[Bloat] The Confucius queue management scheme

Jonathan Morton chromatix99 at gmail.com
Wed Feb 14 09:24:26 EST 2024


> On 10 Feb, 2024, at 7:05 pm, Toke Høiland-Jørgensen via Bloat <bloat at lists.bufferbloat.net> wrote:
> 
> This looks interesting: https://arxiv.org/pdf/2310.18030.pdf
> 
> They propose a scheme to gradually let new flows achieve their fair
> share of the bandwidth, to avoid the sudden drops in the available
> capacity for existing flows that can happen with FQ if a lot of flows
> start up at the same time.

I took some time to read and think about this.

The basic idea is delightfully simple:  "old" flows have a fixed weight of 1.0; "new" flows have a weight of (old flows / new flows) * 2^(k*t), where t is the age of the flow and k is a tuning constant, and are reclassified as "old" flows when this quantity reaches 1.0.  They also describe a queuing mechanism which uses these weights, which while mildly interesting in itself, isn't directly relevant since a variant of DRR++ would also work here.

I noticed four significant problems, three of which arise from significant edge cases, and the fourth is an implementation detail which can easily be remedied.  I didn't see any discussion of these edge cases in the paper, only the implementation detail.  The latter is just a discretisation of the exponential function into doubling epochs, probably due to an unfamiliarity with fixed-point arithmetic techniques.  We can ignore it when thinking about the wider design theory.
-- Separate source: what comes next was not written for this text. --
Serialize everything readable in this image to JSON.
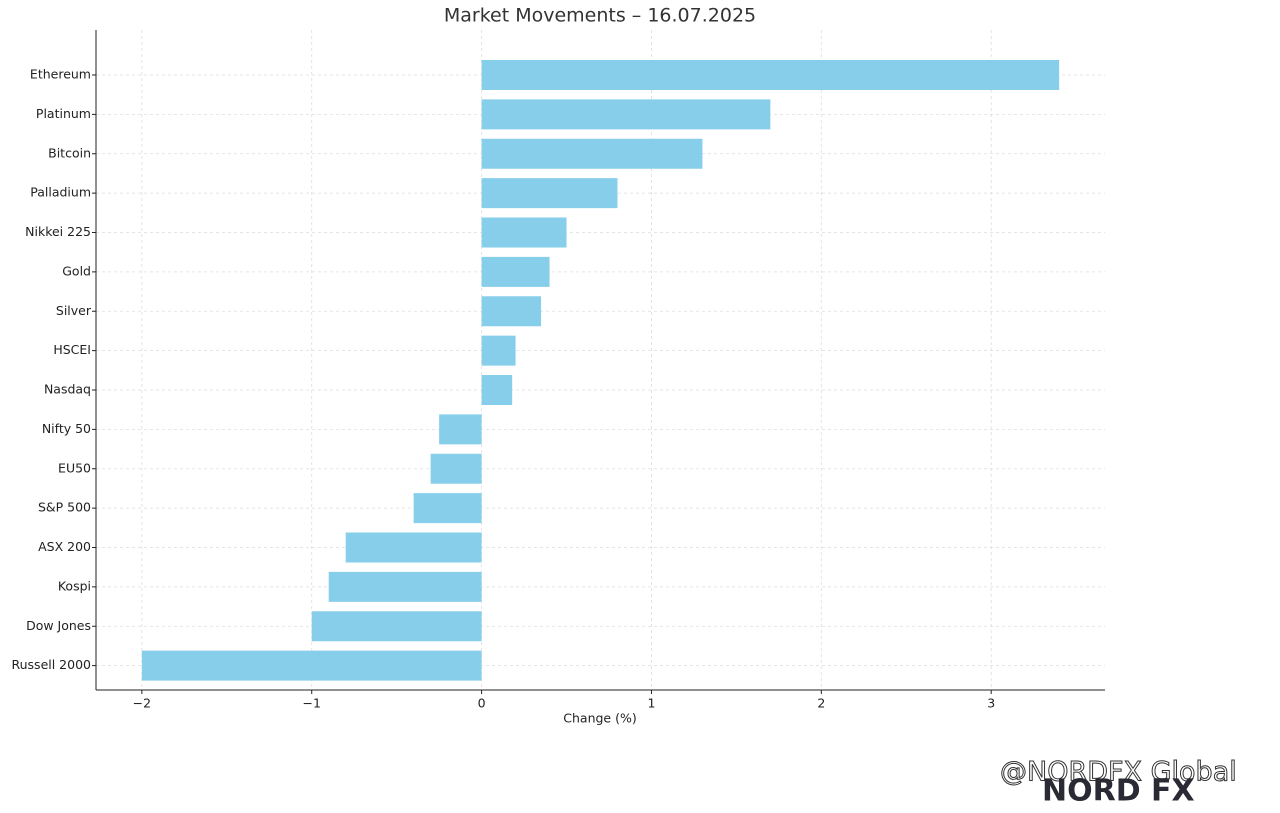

The first edge case is already fatal unless somehow handled:  starting with an idle link, there are no "old" flows and thus the numerator of the equation is zero, resulting in a zero weight for any number of new flows which then arise.  There are several reasonable and quite trivial ways to handle this.

The second edge case is the dynamic behaviour when "new" flows transition to "old" ones.  This increases the numerator and decreases the denominator for other "new" flows, causing a cascade effect where several "new" flows of similar but not identical age suddenly become "old", and younger flows see a sudden jump in weight, thus available capacity.  This would become apparent in realistic traffic more easily than in a lab setting.  A formulation which remains smooth over this transition would be preferable.
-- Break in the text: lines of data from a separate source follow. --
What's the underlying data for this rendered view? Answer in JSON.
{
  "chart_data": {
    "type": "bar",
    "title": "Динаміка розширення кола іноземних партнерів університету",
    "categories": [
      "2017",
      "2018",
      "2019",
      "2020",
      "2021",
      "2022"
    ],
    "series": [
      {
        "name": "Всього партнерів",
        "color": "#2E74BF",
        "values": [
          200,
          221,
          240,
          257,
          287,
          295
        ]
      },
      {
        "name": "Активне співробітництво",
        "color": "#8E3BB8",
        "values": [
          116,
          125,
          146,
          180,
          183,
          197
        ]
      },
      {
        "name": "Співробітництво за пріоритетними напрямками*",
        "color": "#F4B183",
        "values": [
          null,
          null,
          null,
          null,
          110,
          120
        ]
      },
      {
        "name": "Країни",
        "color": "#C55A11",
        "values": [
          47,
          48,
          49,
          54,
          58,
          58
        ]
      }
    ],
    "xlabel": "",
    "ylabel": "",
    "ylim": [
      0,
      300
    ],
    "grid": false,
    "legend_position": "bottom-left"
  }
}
The third edge case is that there is no described mechanism to remove flows from the "old" set when they become idle.  Most flows on the Internet are in practice short, so they might even go permanently idle before leaving the "new" set.  If not addressed, this becomes either a memory leak or a mechanism for the flow hash table to rapidly fill up, so that in practice all flows are soon seen as "old".  The DRR++ mechanism doesn't suffice, because the state in Confucius is supposed to evolve over longer time periods, much longer than the sojourn time of an individual packet in the queue.

The basic idea is interesting, but the algorithmic realisation of the idea needs work.